Distributed Tracing of AI Pipelines using Humio on Kubernetes
PythonDistributed tracing is the practice of monitoring and visualizing the life cycle of requests as they flow through a system of microservices. When working with AI pipelines, especially in a Kubernetes environment, it is crucial to have a good tracing mechanism to understand the system performance, identify bottlenecks, and troubleshoot issues.
While there isn't a specific resource in the provided registry search results for Humio—the log management platform you’re looking to use for tracing—there is an approach we can take with Pulumi to set up a Kubernetes cluster and integrate it with a monitoring solution such as Dynatrace, which also provides log management and analytics capabilities similar to Humio.
We can begin by setting up our Kubernetes cluster using Pulumi, then deploy Dynatrace to our cluster using its Kubernetes Operator which will give us the observability features—including distributed tracing. This setup will enable AI pipeline monitoring, which can be considered similar to setting up Humio for monitoring purposes, although the specifics of the monitoring tool and the interfaces would differ.
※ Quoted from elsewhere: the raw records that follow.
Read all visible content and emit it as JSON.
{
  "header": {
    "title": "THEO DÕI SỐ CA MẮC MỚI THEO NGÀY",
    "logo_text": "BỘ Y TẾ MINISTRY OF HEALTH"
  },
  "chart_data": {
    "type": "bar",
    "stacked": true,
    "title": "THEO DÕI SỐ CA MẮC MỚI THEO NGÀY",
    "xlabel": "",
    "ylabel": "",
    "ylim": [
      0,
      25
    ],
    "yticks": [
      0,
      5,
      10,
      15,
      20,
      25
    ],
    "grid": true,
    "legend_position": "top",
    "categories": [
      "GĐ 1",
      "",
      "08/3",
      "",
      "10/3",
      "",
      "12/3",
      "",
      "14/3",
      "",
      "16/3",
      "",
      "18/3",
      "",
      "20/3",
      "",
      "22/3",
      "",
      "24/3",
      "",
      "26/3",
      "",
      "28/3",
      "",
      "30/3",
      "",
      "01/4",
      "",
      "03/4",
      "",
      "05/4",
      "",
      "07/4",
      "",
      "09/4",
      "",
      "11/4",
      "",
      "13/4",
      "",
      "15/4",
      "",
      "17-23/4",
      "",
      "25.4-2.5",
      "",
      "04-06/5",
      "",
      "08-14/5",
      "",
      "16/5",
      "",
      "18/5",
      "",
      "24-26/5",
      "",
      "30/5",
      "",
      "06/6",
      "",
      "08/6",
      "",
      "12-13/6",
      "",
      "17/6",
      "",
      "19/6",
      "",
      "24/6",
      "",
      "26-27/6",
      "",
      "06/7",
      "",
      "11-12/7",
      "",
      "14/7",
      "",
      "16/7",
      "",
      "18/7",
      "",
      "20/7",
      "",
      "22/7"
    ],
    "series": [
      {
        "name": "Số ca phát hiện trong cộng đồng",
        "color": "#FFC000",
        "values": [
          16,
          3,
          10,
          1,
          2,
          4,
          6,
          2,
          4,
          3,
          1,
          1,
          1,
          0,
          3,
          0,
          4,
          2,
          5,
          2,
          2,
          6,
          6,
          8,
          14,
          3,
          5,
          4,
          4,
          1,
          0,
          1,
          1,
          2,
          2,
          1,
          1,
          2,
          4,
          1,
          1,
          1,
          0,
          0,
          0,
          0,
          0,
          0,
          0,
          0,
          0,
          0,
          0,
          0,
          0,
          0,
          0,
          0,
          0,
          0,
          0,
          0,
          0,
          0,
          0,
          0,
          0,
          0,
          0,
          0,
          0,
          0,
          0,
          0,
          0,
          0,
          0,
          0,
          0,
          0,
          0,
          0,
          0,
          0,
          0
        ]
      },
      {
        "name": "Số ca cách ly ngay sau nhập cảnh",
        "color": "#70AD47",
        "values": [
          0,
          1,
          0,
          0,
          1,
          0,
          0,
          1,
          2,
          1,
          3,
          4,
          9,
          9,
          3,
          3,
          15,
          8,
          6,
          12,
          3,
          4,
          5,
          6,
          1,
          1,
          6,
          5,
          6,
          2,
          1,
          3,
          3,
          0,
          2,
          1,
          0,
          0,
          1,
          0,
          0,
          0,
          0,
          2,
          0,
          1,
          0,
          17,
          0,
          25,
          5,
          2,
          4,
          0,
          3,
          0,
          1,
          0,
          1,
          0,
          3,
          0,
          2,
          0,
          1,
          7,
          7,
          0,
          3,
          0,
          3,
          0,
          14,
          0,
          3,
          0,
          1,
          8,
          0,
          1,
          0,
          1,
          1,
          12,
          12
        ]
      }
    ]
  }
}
Below is a Pulumi Python program that demonstrates how to create a Kubernetes cluster and then deploy the Dynatrace Operator to that cluster. You would need to have the
pulumi_kubernetes
package installed and your cloud provider CLI configured with the appropriate access credentials. Although we are not using Humio here, you can consider this as a starting point and adapt the concepts to integrate with Humio if needed.import pulumi import pulumi_kubernetes as kubernetes from pulumi_kubernetes.helm.v3 import Chart, ChartOpts # Create a Kubernetes cluster using one of the cloud providers, e.g., AWS, GCP, Azure, etc. # Here is an example of creating an EKS cluster using the `pulumi_eks` module. This will require # the `pulumi_eks` package to be installed. import pulumi_eks as eks # Create an EKS cluster with the default configuration. cluster = eks.Cluster("my-cluster") # Now install the Dynatrace Operator using a Helm chart. # Please adjust the settings according to your Dynatrace environment. dynatrace_chart = Chart( "dynatrace-operator", ChartOpts( chart="dynatrace-operator", version="0.1.0", # Specify the version of the chart to use. fetch_opts=kubernetes.helm.v3.FetchOpts( # Setting up the Helm repository that contains the Dynatrace Operator chart. repo="https://raw.githubusercontent.com/Dynatrace/helm-charts/master/repos/stable" ), ), opts=pulumi.ResourceOptions(provider=cluster.provider), ) # Export the cluster's kubeconfig. pulumi.export("kubeconfig", cluster.kubeconfig)
We start by creating a Kubernetes cluster using the
pulumi_eks
package (which must be installed). Then, we install the Dynatrace Operator using a Helm chart from the Dynatrace Helm chart repository.Once you have the cluster and the monitoring operator installed, you could deploy your AI pipelines into the Kubernetes cluster. Kubernetes resources, such as deployments and services, can be defined in Pulumi using the
pulumi_kubernetes
package. Make sure the AI pipeline services are appropriately instrumented for distributed tracing using the SDK or instruments compatible with Dynatrace.Finally, we export the
kubeconfig
from the cluster, which is necessary for you to interact with your cluster usingkubectl
and to set up other integrations or deployments.Keep in mind, specific configurations for the AI pipelines and the exact way you set up distributed tracing will depend on the tools and languages your AI pipelines use. This Pulumi program provides you with the foundational infrastructure to begin that journey.
Remember to replace "https://raw.githubusercontent.com/Dynatrace/helm-charts/master/repos/stable" with the URL of your Helm chart repository if it's different and to provide the specific version of the chart you want to deploy. If you decide to integrate Humio at a later stage, you would need to locate the appropriate Helm chart for Humio and follow similar steps to install and configure it within your Kubernetes cluster.